There's also a clear pattern - the forecasts look as if they're shifted forward from the data by 1 step. This is because the lag-1 predictor is very strong, with a coefficient mean of $0.91$. The model is primarily using the previous month's value as its forecast, with some small modifications. Having the previous value as our best forecast is common in many time series.

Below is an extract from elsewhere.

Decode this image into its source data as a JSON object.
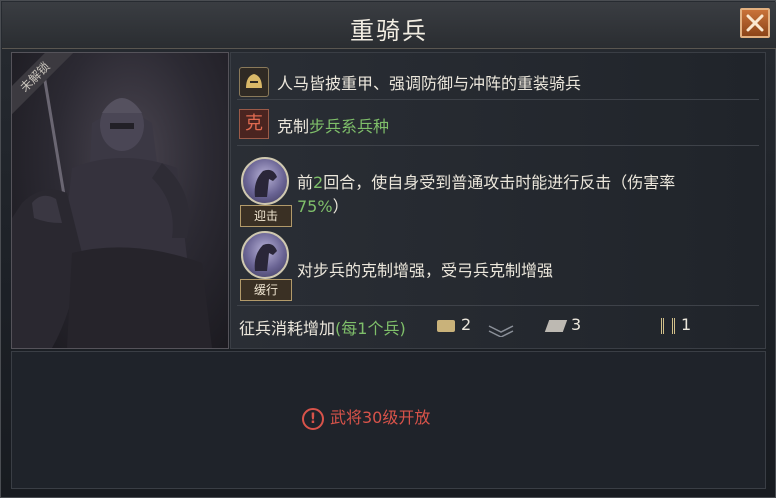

We can put a number on the quality of the forecast by using a loss function, the Mean Absolute Percent Error (MAPE). We see that on average, our forecasts of quarterly inflation have an error of under $15\%$.

```
MAPE(data[start:end].Inflation.values, forecast[:,0]).round(1)
```

```
assert(MAPE(data[start:end].Inflation.values, forecast[:,0]).round(0) <= 15)
```

Finally, we can use the returned model to forecast $1-$step ahead to Q1 2015, which is past the end of the dataset. We need the `X`

value to forecast into the future. Luckily, in this model the predictor `X`

is simply the previous value of Inflation from Q4 2014.

```
x_future = data.Inflation.iloc[-1]
one_step_forecast_samples = mod.forecast_marginal(k=1,
X=x_future,
nsamps=1000000)
```

From here, we can find the mean and standard deviation of the forecast for next quarter's inflation:

```
print('Mean: ' + str(np.mean(one_step_forecast_samples).round(2)))
print('Std Dev: ' + str(np.std(one_step_forecast_samples).round(2)))
```

We can also plot the full forecast distribution for Q1 2015:

```
fig, ax = plt.subplots(figsize=(10,6))
ax.hist(one_step_forecast_samples.reshape(-1),
bins=200, alpha=0.3, color='b', density=True,
label='Forecast Distribution');
ax.vlines(x=np.mean(one_step_forecast_samples),
ymin=0, ymax=ax.get_ylim()[1],
label='Forecast Mean');
ax.set_title('1-Step Ahead Forecast Distribution for Q1 2015 Inflation');
ax.set_ylabel('Forecast Density')
ax.set_xlabel('Q1 2015 Inflation')
ax.legend();
```

`analysis_dcmm`

works identically to the standard `analysis`

, but is specialized for a DCMM.

The observations must be integer counts, which are modeled as a combination of a Poisson and Bernoulli DGLM. Typically a DCMM is equally good as a Poisson DGLM for modeling series with consistently large integers, while being significantly better at modeling series with many zeros.

Note that by default, all simulated forecasts made with `analysis_dcmm`

are *path* forecasts, meaning that they account for the dependence across forecast horizons.

`analysis_dbcm`

works identically to the standard `analysis`

, but is specialized for a DBCM.

Separate data must be specified for the DCMM on transactions, `y_transaction`

and `X_transaction`

, the binomial cascade,`y_cascade`

, `X_cascade`

, and any excess counts, `excess`

.

Note that by default, all simulated forecasts made with `analysis_dbcm`

are *path* forecasts, meaning that they account for the dependence across forecast horizons.

`analysis_dlmm`

works identically to the standard `analysis`

, but is specialized for a DLMM. `analysis_dlmm`

returns the model coefficients for the Normal DLM portion of the model only.

The observations are continuous and are modeled as a combination of a Bernoulli DGLM and a Normal DLM.

Note that by default, all simulated forecasts made with `analysis_dlmm`

are *path* forecasts, meaning that they account for the dependence across forecast horizons. The exception is for latent factor DLMMs, which default to marginal forecasting.